Today it was a very hungover Saturday, so anything small or healthy was immediately ruled out. Our slow-functioning minds meant that we drifted from Angel tube almost to the top of Upper Street, grumbling about how hungry we were, but being too indecisive to choose any of the places on show. And so we stumbled across red and blue front of The Fish and Chip Shop. It was a exactly what we needed.
This is a very Upper Street version of the classic chippy. If you’re expecting grease stained white walls, a smell of vinegar and plastic tables to crouch over, then you’ll be in for a surprise. This is a chippy with a Yuppie’s makeover- dark wood, leather booths, cool artwork and a cocktail list. This follows in the trend in recent years of what is essentially take-away food given a good sprucing up. First came the burger joints, then there was champagne and hotdogs at Bubbledogs, and now rather than Irn Bru washing down your salty chips, it’s an elderflower and Prosecco cocktail. Next it will be kebabs with caviar. But despite this considerable makeover, the largely Yuppie crowd and the classic trendy bearded London waiters, it still managed to have a traditional chippy feel.

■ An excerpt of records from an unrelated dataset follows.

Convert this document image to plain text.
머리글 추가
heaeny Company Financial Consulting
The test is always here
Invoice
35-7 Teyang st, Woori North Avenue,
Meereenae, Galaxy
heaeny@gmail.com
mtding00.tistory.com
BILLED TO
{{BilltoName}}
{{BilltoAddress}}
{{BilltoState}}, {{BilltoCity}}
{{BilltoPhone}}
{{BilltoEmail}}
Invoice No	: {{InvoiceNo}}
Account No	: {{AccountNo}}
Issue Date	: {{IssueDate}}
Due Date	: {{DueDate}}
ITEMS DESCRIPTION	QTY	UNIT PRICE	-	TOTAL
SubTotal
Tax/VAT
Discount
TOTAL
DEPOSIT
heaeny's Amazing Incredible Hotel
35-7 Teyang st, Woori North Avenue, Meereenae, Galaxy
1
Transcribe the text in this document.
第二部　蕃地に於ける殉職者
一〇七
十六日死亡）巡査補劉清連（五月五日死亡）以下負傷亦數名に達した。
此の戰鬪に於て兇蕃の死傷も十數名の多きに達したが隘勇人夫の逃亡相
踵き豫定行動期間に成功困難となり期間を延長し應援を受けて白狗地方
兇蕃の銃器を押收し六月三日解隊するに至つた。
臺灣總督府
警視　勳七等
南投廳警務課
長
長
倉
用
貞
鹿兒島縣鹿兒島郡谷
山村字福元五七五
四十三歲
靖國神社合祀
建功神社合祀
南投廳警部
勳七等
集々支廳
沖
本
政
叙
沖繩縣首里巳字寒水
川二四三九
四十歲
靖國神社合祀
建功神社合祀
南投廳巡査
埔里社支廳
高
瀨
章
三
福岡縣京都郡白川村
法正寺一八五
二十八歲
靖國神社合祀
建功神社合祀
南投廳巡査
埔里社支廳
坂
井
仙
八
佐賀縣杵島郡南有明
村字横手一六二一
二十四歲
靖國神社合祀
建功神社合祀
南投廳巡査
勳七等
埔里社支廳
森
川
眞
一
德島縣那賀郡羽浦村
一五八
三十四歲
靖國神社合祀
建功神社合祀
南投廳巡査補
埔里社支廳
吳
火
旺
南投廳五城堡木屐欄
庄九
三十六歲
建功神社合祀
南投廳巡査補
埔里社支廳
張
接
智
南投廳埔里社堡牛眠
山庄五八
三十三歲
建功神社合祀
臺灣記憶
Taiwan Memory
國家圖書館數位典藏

We were shown to a booth, and handed the brown paper menus that is made up of simply cooked, unpretentious and what turned out to be really tasty food. For starters you’ll see things like a prawn cocktail and crab on toast. Then there’s a selection of butties, main dishes and good old fish and chips.
A sharing portion of London particular fritters (£9) was an excellent way to kick things off. Five lightly battered crushed pea and mint fritters with chunks of ham hock, and a mustard dip. They were no mushy peas, but as far as substitutes go, this was right up there with the best.
Then came the main event- Camden Hells battered haddock (£9.50). A good-sized (it looks a lot smaller in the photo) crispy battered fish cleanly presented with a slice of lemon. It was soon to be lathered in chunky tartar sauce and a big blob of ketchup. The beer had done it’s job because the batter was perfect- thin and crispy, closer to a thick tempura than the greasy batter I’ve become accustomed to.
With it we went for a chip butty with curry sauce, good value at £4. Like all good butties the bread was covered in butter that had melted from the heat of the chips. The chips were great, but were let down by the curry sauce. It was too thin and tangy, rather than the gloopy deep coloured sauce that my palate has grown used to.
The waiters were excellent. They seemed to sense that we were hungover and in desperate need of food and weren’t in the mood to wait around. They were informative, chatty and passionate about working there. From our seat we could see the pass, and it was good to see that each waiter took care to check how each dish looked, sligtly tweaking it, or polishing away any finger prints before seving it. This is definitely something I’ve never experienced in a chippy before.
The Fish and Chip Shop won’t set your taste-buds alight, but it ticks every box in delivering good quality fish and chips for a reasonable price. Although we didn’t drink, we ate enough to fill anybody, and the bill was just over £20 a head with service. These days you’d struggle to get good fish and chips from a take-away for much less than £7, so at £12.50 you can’t argue. It’s a perfect place for an informal meal, or for a lazy afternoon where you can eat your way through a hangover. I’ll definitely be going back.